Kittredge, George Lyman, 1860-1941

George Lyman Kittredge (February 28, 1860 – July 23, 1941) was a professor of English literature at Harvard University. His scholarly edition of the works of William Shakespeare was influential in the early 20th century. He was also involved in American folklore studies and was instrumental in the formation and management of the Harvard University Press. One of his better-known books concerned witchcraft in England.

Kittredge was born in Boston in 1860. His father, Edward "Kit" Lyman Kittredge, had participated in the California Gold Rush of 1849, been shipwrecked, and had walked 700 miles across the desert before returning to Boston to marry a widow, Mrs. Deborah Lewis Benson, and start a family. Their precocious and bookish son George attended The Roxbury Latin School, which then had about a hundred pupils. George consistently led his class in marks and won a scholarship to Harvard, which he entered in 1878.

As a freshman, George lived at home in Boston and walked to Harvard every day to save money. Kittredge garnered highest honors and joined several clubs, wrote light verse, and won Bowdoin prizes for his essays and translations, including one from English into Attic Greek. He also became a member of the editorial board of the Harvard Advocate, the college literary magazine. In 1881 Kittredge was the prompter and pronunciation coach in a celebrated undergraduate theatrical performance of Sophocles's Oedipus Rex in the original Greek, attended by Ralph Waldo Emerson, Julia Ward Howe, William Dean Howells, Charles Eliot Norton, Henry Wadsworth Longfellow, and classicist B. L. Gildersleeve of Johns Hopkins University. In 1882, Kittredge was elected Ivy Orator (chosen to deliver a humorous speech) of his graduating class. (Graduating with Kittredge that year was Philadelphian Owen Wister, author of the first Western novel, The Virginian).

Lack of money prevented Kittredge from immediately pursuing graduate studies. From 1883 to 1887 he taught Latin at Phillips Exeter Academy. About six feet tall and, at 140 pounds, slightly built, Kittredge impressed his prep-school students with his exacting standards, sense of humor, and apparent ability to converse fluently in Latin.

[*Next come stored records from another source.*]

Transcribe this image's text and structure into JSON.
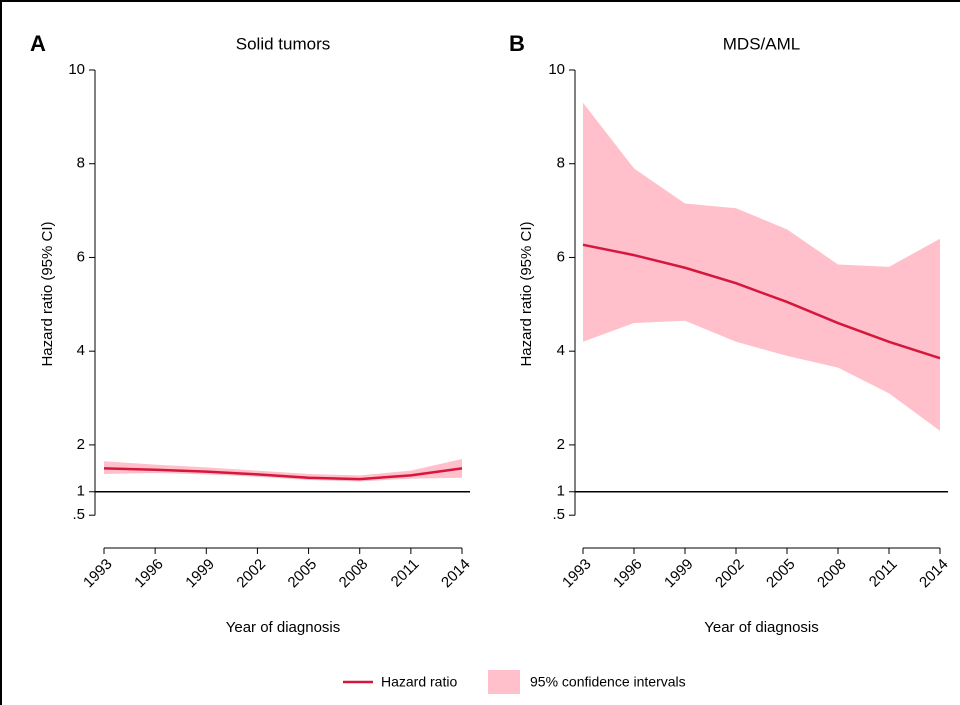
{
  "chart_data": [
    {
      "type": "line-band",
      "panel": "A",
      "title": "Solid tumors",
      "ylabel": "Hazard ratio (95% CI)",
      "xlabel": "Year of diagnosis",
      "x": [
        1993,
        1996,
        1999,
        2002,
        2005,
        2008,
        2011,
        2014
      ],
      "series": [
        {
          "name": "Hazard ratio",
          "color": "#d6173d",
          "band_color": "#ffc0cb",
          "values": [
            1.5,
            1.47,
            1.43,
            1.37,
            1.3,
            1.27,
            1.35,
            1.5
          ],
          "lower": [
            1.38,
            1.4,
            1.37,
            1.32,
            1.25,
            1.22,
            1.28,
            1.3
          ],
          "upper": [
            1.65,
            1.58,
            1.52,
            1.45,
            1.38,
            1.35,
            1.45,
            1.7
          ]
        }
      ],
      "xlim": [
        1993,
        2014
      ],
      "xticks": [
        1993,
        1996,
        1999,
        2002,
        2005,
        2008,
        2011,
        2014
      ],
      "ylim": [
        -0.2,
        10
      ],
      "yticks": [
        {
          "value": 0.5,
          "label": ".5"
        },
        1,
        2,
        4,
        6,
        8,
        10
      ],
      "hline": 1
    },
    {
      "type": "line-band",
      "panel": "B",
      "title": "MDS/AML",
      "ylabel": "Hazard ratio (95% CI)",
      "xlabel": "Year of diagnosis",
      "x": [
        1993,
        1996,
        1999,
        2002,
        2005,
        2008,
        2011,
        2014
      ],
      "series": [
        {
          "name": "95% confidence intervals",
          "color": "#d6173d",
          "band_color": "#ffc0cb",
          "values": [
            6.27,
            6.05,
            5.78,
            5.45,
            5.05,
            4.6,
            4.2,
            3.85
          ],
          "lower": [
            4.2,
            4.6,
            4.65,
            4.2,
            3.9,
            3.65,
            3.1,
            2.3
          ],
          "upper": [
            9.3,
            7.9,
            7.15,
            7.05,
            6.6,
            5.85,
            5.8,
            6.4
          ]
        }
      ],
      "xlim": [
        1993,
        2014
      ],
      "xticks": [
        1993,
        1996,
        1999,
        2002,
        2005,
        2008,
        2011,
        2014
      ],
      "ylim": [
        -0.2,
        10
      ],
      "yticks": [
        {
          "value": 0.5,
          "label": ".5"
        },
        1,
        2,
        4,
        6,
        8,
        10
      ],
      "hline": 1
    }
  ]
}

In 1886 Kittredge married Frances Eveline Gordon, the daughter of Nathaniel Gordon and Alcina Eveline Sanborn. Her father was a lawyer and philanthropist who had served as president of the New Hampshire Senate and was a deacon in the Second Church (Congregational) of Exeter. The couple honeymooned in Europe, remaining for a year in Germany, which at that time was a mecca of graduate studies and the mother of distinguished philologists and folklorists. Kittredge had already studied German and, although not formally matriculated, attended courses at the universities of Leipzig and Tübingen, in, among other things Old Icelandic. In 1887 he contributed an article for "a learned German periodical" on "A Point In Beowulf." Their children were Francis Gordon (1887–1973), Henry Crocker (1890–1967), and Dora (1893–1974).

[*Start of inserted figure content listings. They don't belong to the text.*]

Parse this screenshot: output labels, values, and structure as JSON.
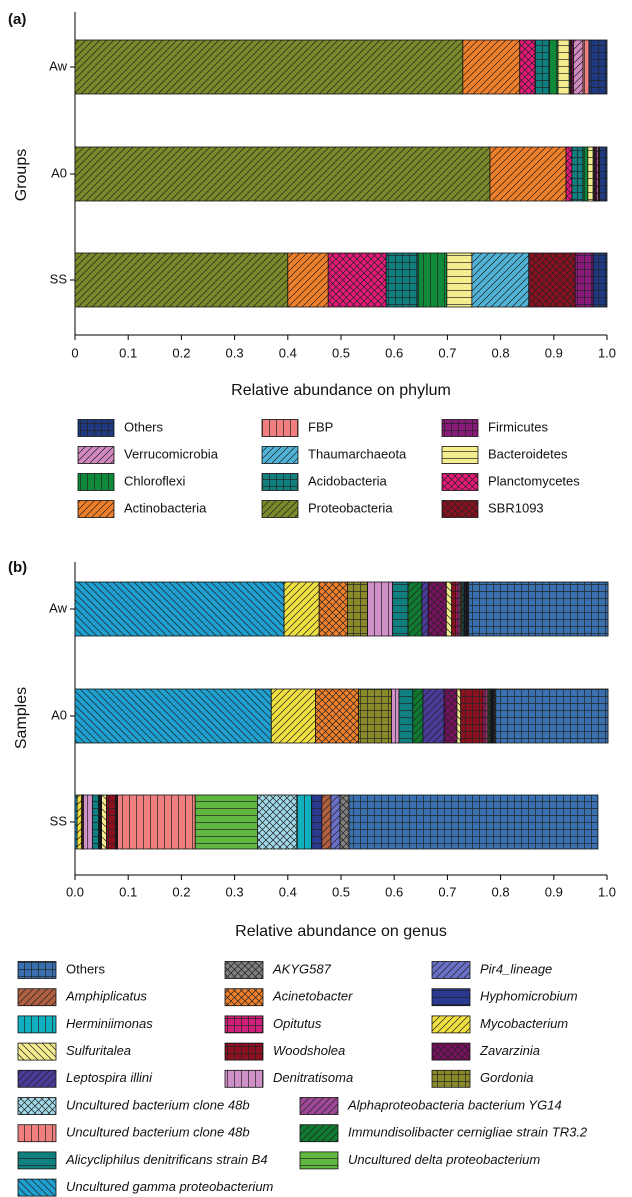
{
  "chart_data": [
    {
      "type": "bar",
      "orientation": "horizontal",
      "stacked": true,
      "label": "(a)",
      "xlabel": "Relative abundance on phylum",
      "ylabel": "Groups",
      "categories": [
        "Aw",
        "A0",
        "SS"
      ],
      "xlim": [
        0,
        1
      ],
      "xticks": [
        0,
        0.1,
        0.2,
        0.3,
        0.4,
        0.5,
        0.6,
        0.7,
        0.8,
        0.9,
        {
          "value": 1,
          "label": "1.0"
        }
      ],
      "series": [
        {
          "name": "Proteobacteria",
          "color": "#7a8a2a",
          "values": [
            0.729,
            0.78,
            0.4
          ]
        },
        {
          "name": "Actinobacteria",
          "color": "#f07f2a",
          "values": [
            0.107,
            0.143,
            0.076
          ]
        },
        {
          "name": "Planctomycetes",
          "color": "#e8197a",
          "values": [
            0.029,
            0.011,
            0.109
          ]
        },
        {
          "name": "Acidobacteria",
          "color": "#0f7f80",
          "values": [
            0.026,
            0.021,
            0.06
          ]
        },
        {
          "name": "Chloroflexi",
          "color": "#0f8a3a",
          "values": [
            0.017,
            0.009,
            0.054
          ]
        },
        {
          "name": "Bacteroidetes",
          "color": "#f5ec8f",
          "values": [
            0.021,
            0.01,
            0.047
          ]
        },
        {
          "name": "Thaumarchaeota",
          "color": "#4fb3d6",
          "values": [
            0.002,
            0.002,
            0.107
          ]
        },
        {
          "name": "SBR1093",
          "color": "#8b1020",
          "values": [
            0.003,
            0.002,
            0.087
          ]
        },
        {
          "name": "Firmicutes",
          "color": "#8a1a7a",
          "values": [
            0.003,
            0.003,
            0.034
          ]
        },
        {
          "name": "Verrucomicrobia",
          "color": "#d08ac0",
          "values": [
            0.018,
            0.003,
            0.0
          ]
        },
        {
          "name": "FBP",
          "color": "#f08080",
          "values": [
            0.011,
            0.002,
            0.0
          ]
        },
        {
          "name": "Others",
          "color": "#1f3a80",
          "values": [
            0.034,
            0.014,
            0.026
          ]
        }
      ]
    },
    {
      "type": "bar",
      "orientation": "horizontal",
      "stacked": true,
      "label": "(b)",
      "xlabel": "Relative abundance on genus",
      "ylabel": "Samples",
      "categories": [
        "Aw",
        "A0",
        "SS"
      ],
      "xlim": [
        0,
        1
      ],
      "xticks": [
        {
          "value": 0,
          "label": "0.0"
        },
        0.1,
        0.2,
        0.3,
        0.4,
        0.5,
        0.6,
        0.7,
        0.8,
        0.9,
        {
          "value": 1,
          "label": "1.0"
        }
      ],
      "series": [
        {
          "name": "Uncultured gamma proteobacterium",
          "color": "#1ea0d0",
          "values": [
            0.393,
            0.369,
            0.004
          ]
        },
        {
          "name": "Mycobacterium",
          "color": "#f0e040",
          "values": [
            0.066,
            0.083,
            0.008
          ]
        },
        {
          "name": "Acinetobacter",
          "color": "#f07f2a",
          "values": [
            0.053,
            0.081,
            0.002
          ]
        },
        {
          "name": "Gordonia",
          "color": "#8a8a2a",
          "values": [
            0.038,
            0.062,
            0.002
          ]
        },
        {
          "name": "Denitratisoma",
          "color": "#d090c8",
          "values": [
            0.047,
            0.014,
            0.017
          ]
        },
        {
          "name": "Alicycliphilus denitrificans strain B4",
          "color": "#0f7f80",
          "values": [
            0.029,
            0.026,
            0.011
          ]
        },
        {
          "name": "Immundisolibacter cernigliae strain TR3.2",
          "color": "#107a30",
          "values": [
            0.026,
            0.019,
            0.002
          ]
        },
        {
          "name": "Leptospira illini",
          "color": "#4a3a9a",
          "values": [
            0.012,
            0.04,
            0.002
          ]
        },
        {
          "name": "Zavarzinia",
          "color": "#7a1060",
          "values": [
            0.034,
            0.024,
            0.002
          ]
        },
        {
          "name": "Sulfuritalea",
          "color": "#f5ec8f",
          "values": [
            0.01,
            0.007,
            0.009
          ]
        },
        {
          "name": "Woodsholea",
          "color": "#8b1020",
          "values": [
            0.008,
            0.042,
            0.017
          ]
        },
        {
          "name": "Opitutus",
          "color": "#d0207a",
          "values": [
            0.004,
            0.004,
            0.002
          ]
        },
        {
          "name": "Alphaproteobacteria bacterium YG14",
          "color": "#a04898",
          "values": [
            0.004,
            0.004,
            0.002
          ]
        },
        {
          "name": "Uncultured bacterium clone 48b",
          "color": "#f08080",
          "values": [
            0.002,
            0.002,
            0.146
          ]
        },
        {
          "name": "Uncultured delta proteobacterium",
          "color": "#60b840",
          "values": [
            0.002,
            0.002,
            0.117
          ]
        },
        {
          "name": "Uncultured bacterium clone 48b",
          "color": "#a0d8e8",
          "values": [
            0.002,
            0.002,
            0.074
          ]
        },
        {
          "name": "Herminiimonas",
          "color": "#10b0c0",
          "values": [
            0.002,
            0.002,
            0.028
          ]
        },
        {
          "name": "Hyphomicrobium",
          "color": "#2a3a90",
          "values": [
            0.002,
            0.002,
            0.019
          ]
        },
        {
          "name": "Amphiplicatus",
          "color": "#b06040",
          "values": [
            0.002,
            0.002,
            0.017
          ]
        },
        {
          "name": "Pir4_lineage",
          "color": "#6a70c8",
          "values": [
            0.002,
            0.002,
            0.017
          ]
        },
        {
          "name": "AKYG587",
          "color": "#808080",
          "values": [
            0.002,
            0.002,
            0.017
          ]
        },
        {
          "name": "Others",
          "color": "#3a70b0",
          "values": [
            0.262,
            0.211,
            0.468
          ]
        }
      ]
    }
  ]
}
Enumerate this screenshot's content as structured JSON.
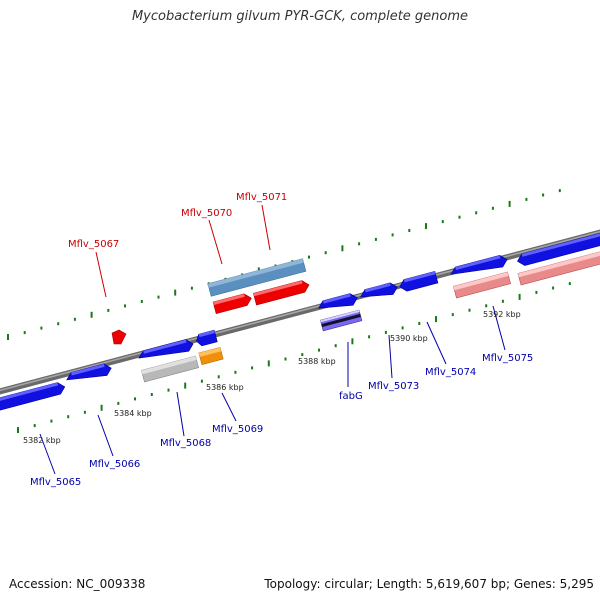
{
  "title": "Mycobacterium gilvum PYR-GCK, complete genome",
  "footer": {
    "accession": "Accession: NC_009338",
    "summary": "Topology: circular; Length: 5,619,607 bp; Genes: 5,295"
  },
  "colors": {
    "backbone": "#808080",
    "tick": "#1a7a1a",
    "label_top": "#cc0000",
    "label_bottom": "#0000aa"
  },
  "kbp_markers": [
    "5382 kbp",
    "5384 kbp",
    "5386 kbp",
    "5388 kbp",
    "5390 kbp",
    "5392 kbp"
  ],
  "gene_labels": [
    {
      "id": "Mflv_5065",
      "text": "Mflv_5065",
      "side": "bottom"
    },
    {
      "id": "Mflv_5066",
      "text": "Mflv_5066",
      "side": "bottom"
    },
    {
      "id": "Mflv_5067",
      "text": "Mflv_5067",
      "side": "top"
    },
    {
      "id": "Mflv_5068",
      "text": "Mflv_5068",
      "side": "bottom"
    },
    {
      "id": "Mflv_5069",
      "text": "Mflv_5069",
      "side": "bottom"
    },
    {
      "id": "Mflv_5070",
      "text": "Mflv_5070",
      "side": "top"
    },
    {
      "id": "Mflv_5071",
      "text": "Mflv_5071",
      "side": "top"
    },
    {
      "id": "fabG",
      "text": "fabG",
      "side": "bottom"
    },
    {
      "id": "Mflv_5073",
      "text": "Mflv_5073",
      "side": "bottom"
    },
    {
      "id": "Mflv_5074",
      "text": "Mflv_5074",
      "side": "bottom"
    },
    {
      "id": "Mflv_5075",
      "text": "Mflv_5075",
      "side": "bottom"
    }
  ]
}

Kittredge joined the faculty at Harvard as an instructor in the autumn of 1888. He was soon promoted and in 1896 succeeded Professor Francis James Child as Professor of the Division of Modern Languages (i.e., languages other than Latin or Greek). He and Child had shared the teaching of English 2 (Shakespeare), which Kittredge took over in 1896 on Child's death. Because Child had died without quite finishing his work of ballad scholarship, Child's publishers asked Kittredge to see the project through the press and to supply a short introduction to the five-volume opus. Later, Kittredge helped expand ballad and folklore studies to include American folklore, serving in 1904 as president of the American Folklore Society. Kittredge also took over Child's graduate course in the English and Scottish popular ballad.

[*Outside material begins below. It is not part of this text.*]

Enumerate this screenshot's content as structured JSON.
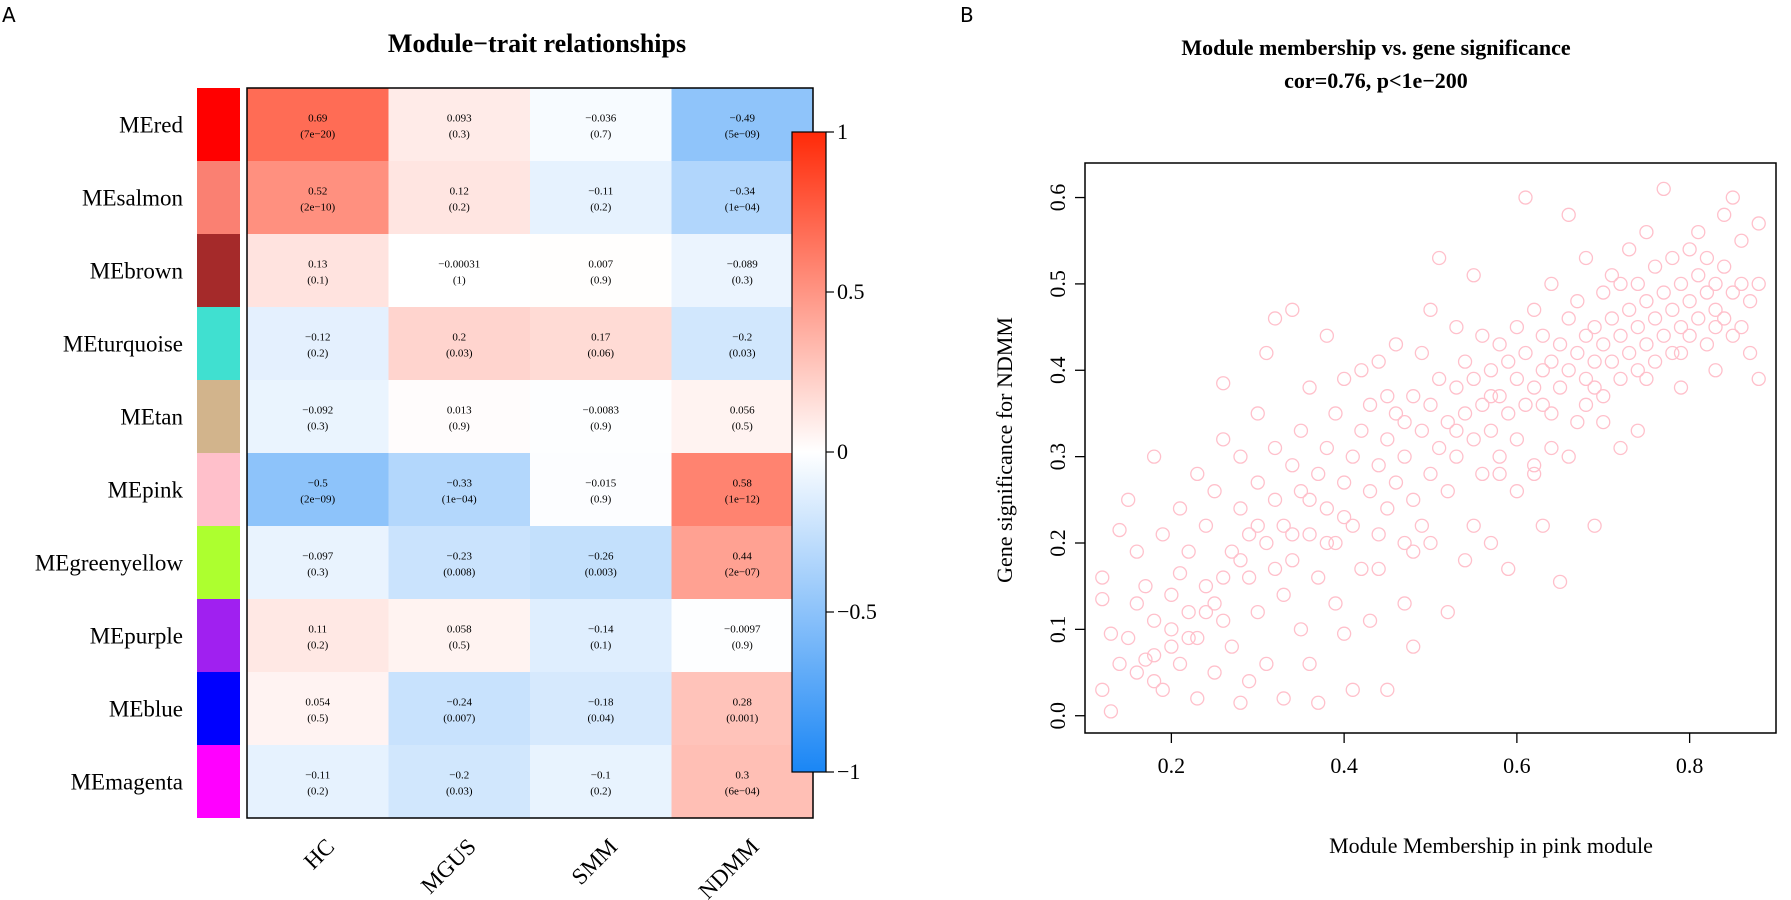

English 2, a Shakespeare class for which Kittredge became well known at the university, was a lecture course of about 275 Harvard students. Other courses and subjects which Kittredge taught or co-taught were English 28, a survey course covering Chaucer, the epic, and the ballad; Historical English Grammar, and Anglo-Saxon, a prerequisite for his course in Beowulf. In the German department, Kittredge taught Icelandic, Old Norse, and, for many years, a course in German mythology. His graduate courses included Germanic and Celtic Religions (which he co-taught with F. N. Robinson, a Celticist); English Metrical Romances (including Sir Gawain and the Green Knight and Sir Orfeo); as well as Child's ballad course.

Kittredge's students included Franklin Delano Roosevelt; John A. Lomax, whose lectures and collection of cowboy ballads Kittredge later supported; and the folklorists Robert Winslow Gordon, James Madison Carpenter, William S. Burroughs and Stith Thompson. Kittredge was named Gurney Professor of English at Harvard in 1917. He retired from teaching in 1936 and continued to work on his edition of Shakespeare until his death in 1941, in Barnstable.